No, there was no land here, only cliffs and mountains. Deeprun Port, the port of Gnomeregan, was built into the wall of stone itself. A titanic cogwheel embedded into the mountains that stood half as tall as the Greymane Wall out of the water, and surely did the same below – the national symbol of Gnomeregan was no lopsided creation after all.


Slowly it split apart, the two halves turning away to open up the great cavern of the port for our entrance. A cavern that could hold two, or more, Indefagitables stacked atop one another. Masts and all.


"Gnomes... don't do anything by halves, do they?" I asked rhetorically, sparing a glance at Frazzle as she peered at the sight beside me.

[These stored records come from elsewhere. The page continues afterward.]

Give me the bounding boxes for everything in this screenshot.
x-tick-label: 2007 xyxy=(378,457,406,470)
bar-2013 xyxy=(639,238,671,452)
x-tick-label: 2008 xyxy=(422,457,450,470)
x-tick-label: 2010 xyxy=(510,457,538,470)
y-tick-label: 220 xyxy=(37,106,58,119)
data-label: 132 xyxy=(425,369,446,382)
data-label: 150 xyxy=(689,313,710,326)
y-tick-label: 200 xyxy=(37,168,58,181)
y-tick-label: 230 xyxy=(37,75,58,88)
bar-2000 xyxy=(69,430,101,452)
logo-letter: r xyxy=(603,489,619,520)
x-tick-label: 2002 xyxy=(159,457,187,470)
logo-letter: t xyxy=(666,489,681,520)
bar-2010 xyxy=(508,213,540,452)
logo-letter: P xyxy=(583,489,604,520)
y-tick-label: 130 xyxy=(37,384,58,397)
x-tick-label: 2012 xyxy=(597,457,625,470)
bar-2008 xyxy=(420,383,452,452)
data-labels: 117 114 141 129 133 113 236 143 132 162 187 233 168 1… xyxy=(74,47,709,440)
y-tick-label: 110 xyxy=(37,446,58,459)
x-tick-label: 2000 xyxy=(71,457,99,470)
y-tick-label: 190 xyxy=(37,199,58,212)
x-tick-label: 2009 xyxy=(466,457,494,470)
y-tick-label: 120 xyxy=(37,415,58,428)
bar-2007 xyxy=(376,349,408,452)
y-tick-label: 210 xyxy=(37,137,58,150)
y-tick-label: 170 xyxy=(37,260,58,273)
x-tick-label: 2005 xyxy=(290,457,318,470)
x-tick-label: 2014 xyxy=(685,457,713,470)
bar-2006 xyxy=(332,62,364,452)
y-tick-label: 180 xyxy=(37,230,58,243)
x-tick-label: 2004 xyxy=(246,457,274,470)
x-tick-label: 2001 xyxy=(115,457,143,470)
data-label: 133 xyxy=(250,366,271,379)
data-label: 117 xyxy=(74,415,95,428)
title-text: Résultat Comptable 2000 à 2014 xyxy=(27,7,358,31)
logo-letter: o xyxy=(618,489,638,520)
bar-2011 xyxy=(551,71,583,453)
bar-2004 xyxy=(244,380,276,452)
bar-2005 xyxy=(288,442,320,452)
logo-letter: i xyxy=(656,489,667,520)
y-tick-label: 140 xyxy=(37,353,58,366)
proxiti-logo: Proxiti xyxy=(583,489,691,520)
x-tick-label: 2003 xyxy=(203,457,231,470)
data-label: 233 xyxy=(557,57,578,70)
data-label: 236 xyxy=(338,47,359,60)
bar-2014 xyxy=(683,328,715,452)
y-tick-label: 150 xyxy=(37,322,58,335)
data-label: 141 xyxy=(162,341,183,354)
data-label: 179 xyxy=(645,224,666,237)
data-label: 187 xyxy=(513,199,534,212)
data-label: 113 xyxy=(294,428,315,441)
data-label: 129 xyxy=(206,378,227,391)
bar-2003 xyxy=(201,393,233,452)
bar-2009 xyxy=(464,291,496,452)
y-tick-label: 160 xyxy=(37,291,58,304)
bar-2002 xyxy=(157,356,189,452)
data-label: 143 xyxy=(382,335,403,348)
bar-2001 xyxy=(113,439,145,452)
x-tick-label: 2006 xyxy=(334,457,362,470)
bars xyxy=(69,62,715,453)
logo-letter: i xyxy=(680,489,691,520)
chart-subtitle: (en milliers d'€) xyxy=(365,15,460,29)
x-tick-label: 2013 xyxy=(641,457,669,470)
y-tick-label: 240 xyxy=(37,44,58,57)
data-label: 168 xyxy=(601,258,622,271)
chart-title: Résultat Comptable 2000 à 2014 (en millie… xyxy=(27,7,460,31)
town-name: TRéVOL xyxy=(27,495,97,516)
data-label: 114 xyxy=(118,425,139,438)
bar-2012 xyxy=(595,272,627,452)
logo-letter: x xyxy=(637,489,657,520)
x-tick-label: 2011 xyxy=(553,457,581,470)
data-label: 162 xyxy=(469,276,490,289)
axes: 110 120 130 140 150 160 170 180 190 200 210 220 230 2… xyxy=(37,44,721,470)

"Well. There was the whole crash-expanding of the marine corps in the Second War..." She mumbled. "But, ah, I didn't know Deeprun was this big?" She looked up at me, mouth widening into a giddy grin. "I've never been to Gnomeregan! I've only heard stories from my family! It's exciting."


Leaning towards my other side, where Vivi stood, I rested my head on her shoulder. "Yeah, it is." I was really getting to see the wonders of Azeroth. Maybe... maybe I could find the time to visit the Stonewrought Dam?


I'd always liked Loch Modan, and it could only be more impressive in real life.

Comments

Andrew

I always liked the Stonewrought Dam since I first saw friends playing the game. Never got to explore it myself until Cataclysm sadly, and never tried in Classic. Cannot wait to see what you have planned for Ironforge!

Solipsistic_Nonsense

You know, I really like this hint-hint, nudge-nudge as to who the Tidemother could be. I'd never made the connection myself, but it does line up to when she went silent, after a certain oathbreaker had us doing his dirty work. Brings the death magic of the Drust to new lights, too, and she has plenty of animosity towards the Titans to revel in being worshiped over them as a god by their creations.

QElwynD

The Stonewrought Dam is a glorious monument – honestly, everything in Khaz Modan is. It's by far my favourite of all the classic regions of the world for looks and style.

QElwynD

I found a very good bit of speculation on who the Tidemother could be and they made a convincing argument. In the end, I had to pick someone, and giving some nuance to her felt like a good thing to do. One-dimensional villains generally suck.